All through the month of August they travelled, the Boy looking upon the land he had been so eager to see with eyes that saw nothing but his own disappointment, and the barrenness of his future. The hot sun beat down upon the shadeless prairies with the intensity of a living flame. But it seemed as nothing to the heat of his own passion—his own fiery rebellion against the decree of destiny—altogether powerless against the withering despair that had choked all the aspirations and ambitions which, his whole life long, he had cultivated and nourished in the soil of his developing soul.
He thought again and again of the glories so near at hand—the glories that had for years been the goal of his ambition. He pictured the pageant to come—the glitter of armor and liveries, the splendor and sparkle of jewels and lights, and all the dazzling gorgeousness of royal equipments—the throngs of courtiers and beautiful women bowing before him, proud of the privilege of doing him homage—him, a mere boy—yet the king—the absolute monarch of his little realm, and supreme in his undisputed sway over the hearts of his people—his people who had worshipped his beautiful mother and, if only for her sake, made an idol of her son.

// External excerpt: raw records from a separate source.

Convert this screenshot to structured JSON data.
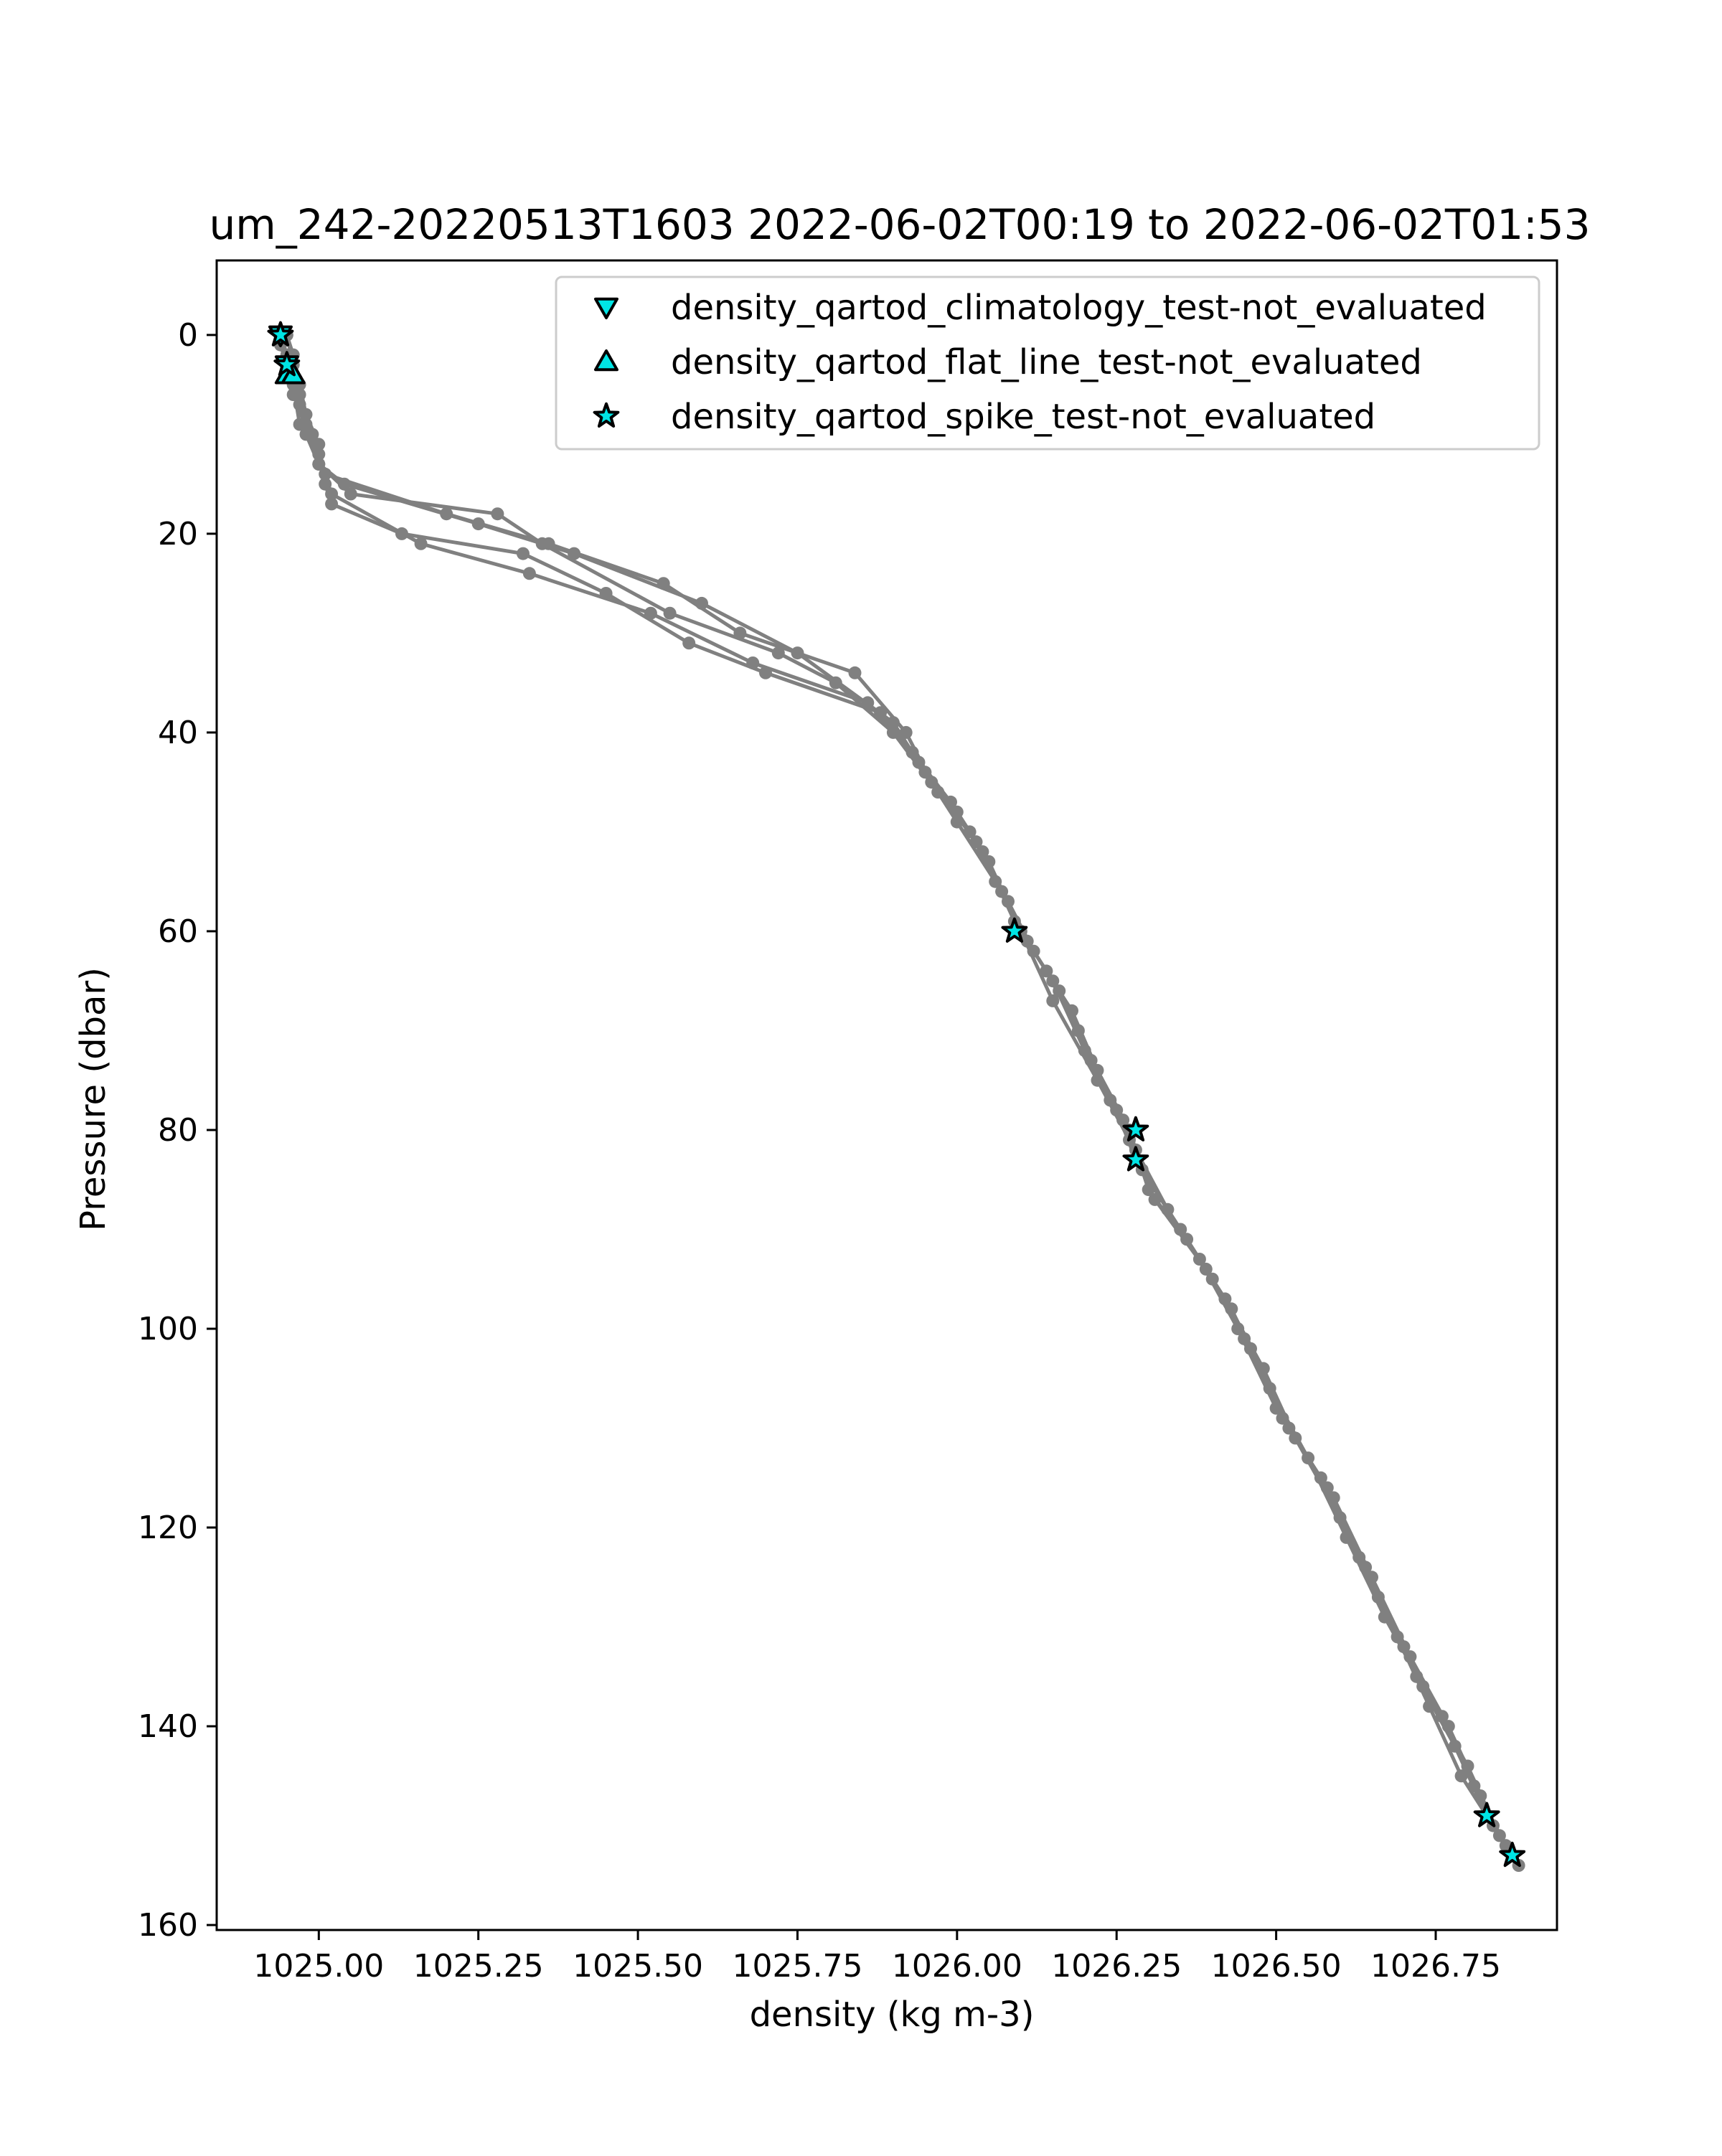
{
  "chart_data": {
    "type": "line",
    "title": "um_242-20220513T1603 2022-06-02T00:19 to 2022-06-02T01:53",
    "xlabel": "density (kg m-3)",
    "ylabel": "Pressure (dbar)",
    "xlim": [
      1024.84,
      1026.94
    ],
    "ylim": [
      160.5,
      -7.5
    ],
    "y_inverted": true,
    "grid": false,
    "legend_position": "top-right",
    "x_ticks": [
      1025.0,
      1025.25,
      1025.5,
      1025.75,
      1026.0,
      1026.25,
      1026.5,
      1026.75
    ],
    "x_tick_labels": [
      "1025.00",
      "1025.25",
      "1025.50",
      "1025.75",
      "1026.00",
      "1026.25",
      "1026.50",
      "1026.75"
    ],
    "y_ticks": [
      0,
      20,
      40,
      60,
      80,
      100,
      120,
      140,
      160
    ],
    "y_tick_labels": [
      "0",
      "20",
      "40",
      "60",
      "80",
      "100",
      "120",
      "140",
      "160"
    ],
    "colors": {
      "profile": "#808080",
      "flag_fill": "#00e5e5",
      "flag_edge": "#000000",
      "axes": "#000000"
    },
    "series": [
      {
        "marker": "circle",
        "color": "#808080",
        "profiles": [
          [
            [
              1024.94,
              0
            ],
            [
              1024.95,
              2
            ],
            [
              1024.96,
              4
            ],
            [
              1024.97,
              7
            ],
            [
              1024.98,
              10
            ],
            [
              1025.0,
              13
            ],
            [
              1025.04,
              15
            ],
            [
              1025.25,
              19
            ],
            [
              1025.4,
              22
            ],
            [
              1025.6,
              27
            ],
            [
              1025.75,
              32
            ],
            [
              1025.9,
              39
            ],
            [
              1025.95,
              44
            ],
            [
              1026.0,
              48
            ],
            [
              1026.05,
              53
            ],
            [
              1026.1,
              60
            ],
            [
              1026.15,
              65
            ],
            [
              1026.2,
              72
            ],
            [
              1026.25,
              78
            ],
            [
              1026.28,
              83
            ],
            [
              1026.35,
              90
            ],
            [
              1026.42,
              97
            ],
            [
              1026.48,
              104
            ],
            [
              1026.53,
              111
            ],
            [
              1026.6,
              119
            ],
            [
              1026.66,
              127
            ],
            [
              1026.72,
              135
            ],
            [
              1026.78,
              142
            ],
            [
              1026.83,
              149
            ],
            [
              1026.87,
              153
            ]
          ],
          [
            [
              1024.95,
              0
            ],
            [
              1024.96,
              3
            ],
            [
              1024.97,
              6
            ],
            [
              1024.99,
              10
            ],
            [
              1025.01,
              14
            ],
            [
              1025.2,
              18
            ],
            [
              1025.36,
              21
            ],
            [
              1025.54,
              25
            ],
            [
              1025.66,
              30
            ],
            [
              1025.84,
              34
            ],
            [
              1025.92,
              40
            ],
            [
              1025.96,
              45
            ],
            [
              1026.03,
              51
            ],
            [
              1026.08,
              57
            ],
            [
              1026.12,
              62
            ],
            [
              1026.18,
              68
            ],
            [
              1026.22,
              74
            ],
            [
              1026.27,
              80
            ],
            [
              1026.3,
              86
            ],
            [
              1026.38,
              93
            ],
            [
              1026.44,
              100
            ],
            [
              1026.5,
              108
            ],
            [
              1026.57,
              115
            ],
            [
              1026.63,
              123
            ],
            [
              1026.69,
              131
            ],
            [
              1026.74,
              138
            ],
            [
              1026.79,
              145
            ],
            [
              1026.84,
              150
            ],
            [
              1026.88,
              154
            ]
          ],
          [
            [
              1024.94,
              1
            ],
            [
              1024.95,
              3
            ],
            [
              1024.96,
              5
            ],
            [
              1024.97,
              9
            ],
            [
              1025.0,
              12
            ],
            [
              1025.02,
              16
            ],
            [
              1025.16,
              21
            ],
            [
              1025.33,
              24
            ],
            [
              1025.52,
              28
            ],
            [
              1025.68,
              33
            ],
            [
              1025.86,
              37
            ],
            [
              1025.93,
              42
            ],
            [
              1025.99,
              47
            ],
            [
              1026.04,
              52
            ],
            [
              1026.09,
              59
            ],
            [
              1026.14,
              64
            ],
            [
              1026.19,
              70
            ],
            [
              1026.24,
              77
            ],
            [
              1026.28,
              82
            ],
            [
              1026.33,
              88
            ],
            [
              1026.4,
              95
            ],
            [
              1026.46,
              102
            ],
            [
              1026.52,
              110
            ],
            [
              1026.59,
              117
            ],
            [
              1026.65,
              125
            ],
            [
              1026.71,
              133
            ],
            [
              1026.77,
              140
            ],
            [
              1026.82,
              147
            ]
          ],
          [
            [
              1024.95,
              0
            ],
            [
              1024.96,
              2
            ],
            [
              1024.97,
              5
            ],
            [
              1024.98,
              8
            ],
            [
              1025.0,
              11
            ],
            [
              1025.01,
              15
            ],
            [
              1025.02,
              17
            ],
            [
              1025.13,
              20
            ],
            [
              1025.32,
              22
            ],
            [
              1025.45,
              26
            ],
            [
              1025.58,
              31
            ],
            [
              1025.7,
              34
            ],
            [
              1025.88,
              38
            ],
            [
              1025.94,
              43
            ],
            [
              1026.0,
              49
            ],
            [
              1026.06,
              55
            ],
            [
              1026.11,
              61
            ],
            [
              1026.16,
              66
            ],
            [
              1026.21,
              73
            ],
            [
              1026.26,
              79
            ],
            [
              1026.29,
              84
            ],
            [
              1026.36,
              91
            ],
            [
              1026.43,
              98
            ],
            [
              1026.49,
              106
            ],
            [
              1026.55,
              113
            ],
            [
              1026.61,
              121
            ],
            [
              1026.67,
              129
            ],
            [
              1026.73,
              136
            ],
            [
              1026.8,
              144
            ],
            [
              1026.85,
              151
            ]
          ],
          [
            [
              1024.94,
              0
            ],
            [
              1024.95,
              3
            ],
            [
              1024.96,
              6
            ],
            [
              1024.98,
              9
            ],
            [
              1025.0,
              13
            ],
            [
              1025.05,
              16
            ],
            [
              1025.28,
              18
            ],
            [
              1025.35,
              21
            ],
            [
              1025.55,
              28
            ],
            [
              1025.72,
              32
            ],
            [
              1025.81,
              35
            ],
            [
              1025.9,
              40
            ],
            [
              1025.97,
              46
            ],
            [
              1026.02,
              50
            ],
            [
              1026.07,
              56
            ],
            [
              1026.1,
              60
            ],
            [
              1026.15,
              67
            ],
            [
              1026.22,
              75
            ],
            [
              1026.27,
              81
            ],
            [
              1026.31,
              87
            ],
            [
              1026.39,
              94
            ],
            [
              1026.45,
              101
            ],
            [
              1026.51,
              109
            ],
            [
              1026.58,
              116
            ],
            [
              1026.64,
              124
            ],
            [
              1026.7,
              132
            ],
            [
              1026.76,
              139
            ],
            [
              1026.81,
              146
            ],
            [
              1026.86,
              152
            ]
          ]
        ]
      }
    ],
    "flags": [
      {
        "name": "density_qartod_climatology_test-not_evaluated",
        "marker": "triangle-down",
        "points": [
          [
            1024.94,
            0
          ],
          [
            1024.95,
            3
          ]
        ]
      },
      {
        "name": "density_qartod_flat_line_test-not_evaluated",
        "marker": "triangle-up",
        "points": [
          [
            1024.95,
            4
          ],
          [
            1024.96,
            4
          ]
        ]
      },
      {
        "name": "density_qartod_spike_test-not_evaluated",
        "marker": "star",
        "points": [
          [
            1024.94,
            0
          ],
          [
            1024.95,
            3
          ],
          [
            1026.09,
            60
          ],
          [
            1026.28,
            80
          ],
          [
            1026.28,
            83
          ],
          [
            1026.83,
            149
          ],
          [
            1026.87,
            153
          ]
        ]
      }
    ]
  }
}
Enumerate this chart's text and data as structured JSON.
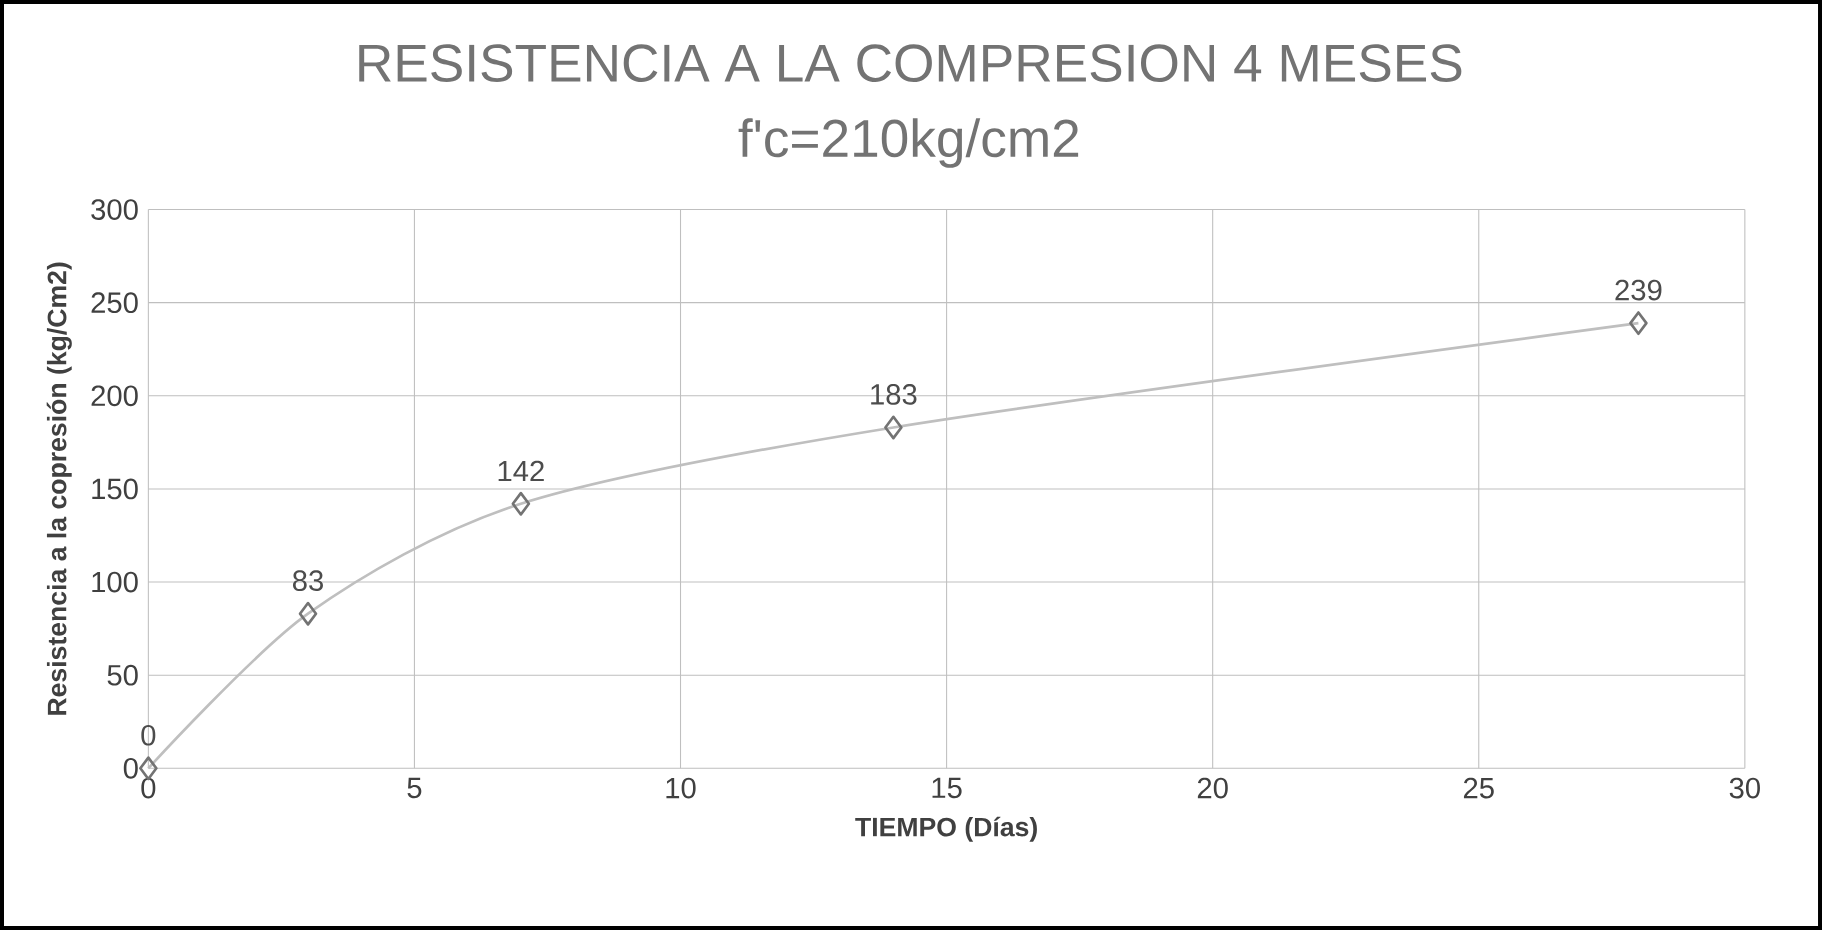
{
  "chart_data": {
    "type": "line",
    "title": "RESISTENCIA A LA COMPRESION 4 MESES",
    "subtitle": "f'c=210kg/cm2",
    "xlabel": "TIEMPO (Días)",
    "ylabel": "Resistencia a la copresión (kg/Cm2)",
    "x": [
      0,
      3,
      7,
      14,
      28
    ],
    "values": [
      0,
      83,
      142,
      183,
      239
    ],
    "color": "#bfbfbf",
    "marker": "diamond",
    "data_labels": true,
    "grid": true,
    "xlim": [
      0,
      30
    ],
    "xticks": [
      0,
      5,
      10,
      15,
      20,
      25,
      30
    ],
    "ylim": [
      0,
      300
    ],
    "yticks": [
      0,
      50,
      100,
      150,
      200,
      250,
      300
    ]
  }
}
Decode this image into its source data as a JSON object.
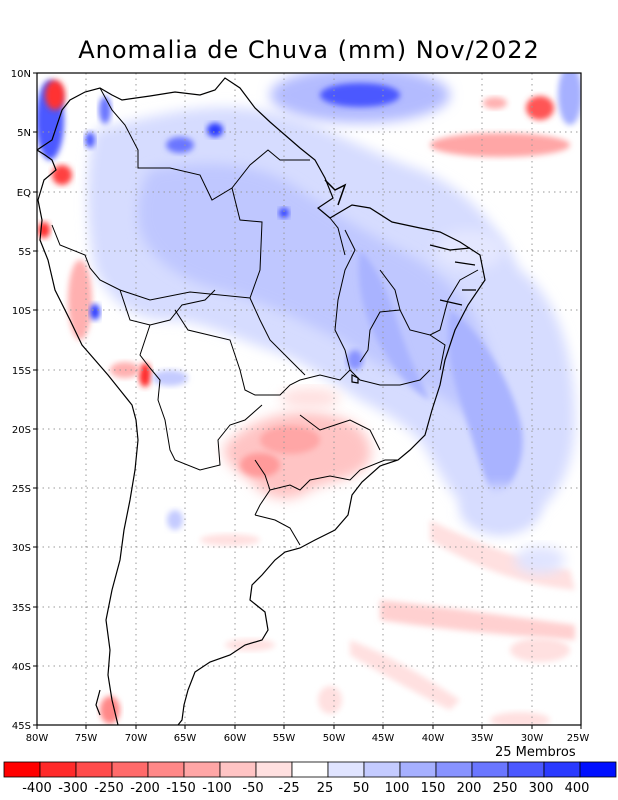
{
  "title": "Anomalia de Chuva (mm) Nov/2022",
  "members_label": "25 Membros",
  "map": {
    "lat_labels": [
      "10N",
      "5N",
      "EQ",
      "5S",
      "10S",
      "15S",
      "20S",
      "25S",
      "30S",
      "35S",
      "40S",
      "45S"
    ],
    "lon_labels": [
      "80W",
      "75W",
      "70W",
      "65W",
      "60W",
      "55W",
      "50W",
      "45W",
      "40W",
      "35W",
      "30W",
      "25W"
    ]
  },
  "colorbar": {
    "labels": [
      "-400",
      "-300",
      "-250",
      "-200",
      "-150",
      "-100",
      "-50",
      "-25",
      "25",
      "50",
      "100",
      "150",
      "200",
      "250",
      "300",
      "400"
    ],
    "colors": [
      "#ff0000",
      "#ff2a2a",
      "#ff4b4b",
      "#ff6a6a",
      "#ff8888",
      "#ffa6a6",
      "#ffc4c4",
      "#ffe0e0",
      "#ffffff",
      "#e0e4ff",
      "#c4cbff",
      "#a6b0ff",
      "#8893ff",
      "#6a76ff",
      "#4b58ff",
      "#2a3aff",
      "#0010ff"
    ]
  }
}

He saw himself crowned by loving hands with the golden circlet he loved and reverenced, and meant to redeem from the stigma of a worthless father’s abuse and desecration; he saw his own young hands, strong, pure, and undefiled by any form of bribery or political corruption, wielding the sceptre that should—please God!—bring everlasting honor and fame to the little principality. He saw all this, and yet it did not thrill him any more! It was all Dead Sea fruit, dust and ashes in his hand. He wanted but one thing now—and his whole kingdom did not weigh one pennyweight against it.
But in spite of his preoccupation the freedom and massiveness of the West broadened the Boy’s mental vision. He absorbed the spirit of the big world it typified, and he saw things more clearly than in the crowded city. And yet he suffered more, too. He could not often talk about his sorrow and his loss, but he felt all the time the unspoken sympathy in Verdayne’s companionship, and was grateful for the completeness of the understanding between them.
Once, far out in a wide expanse of sparsely settled land, the two came upon a hut—a little rough shanty with a sod roof, and probably but two tiny rooms at most. It was nearing evening, and the red rays of the setting sun fell upon a young woman, humbly clad, sitting on a bench at the doorway, and cuddling upon her knee a little baby dressed in coarse, but spotlessly white garments. A whistle sounded on the still air, and through the waving grain strode a stalwart man, an eager, expectant light in his bronzed face. The girl sprang to meet him with an inarticulate cry of joy, and wife and baby were soon clasped close to his breast.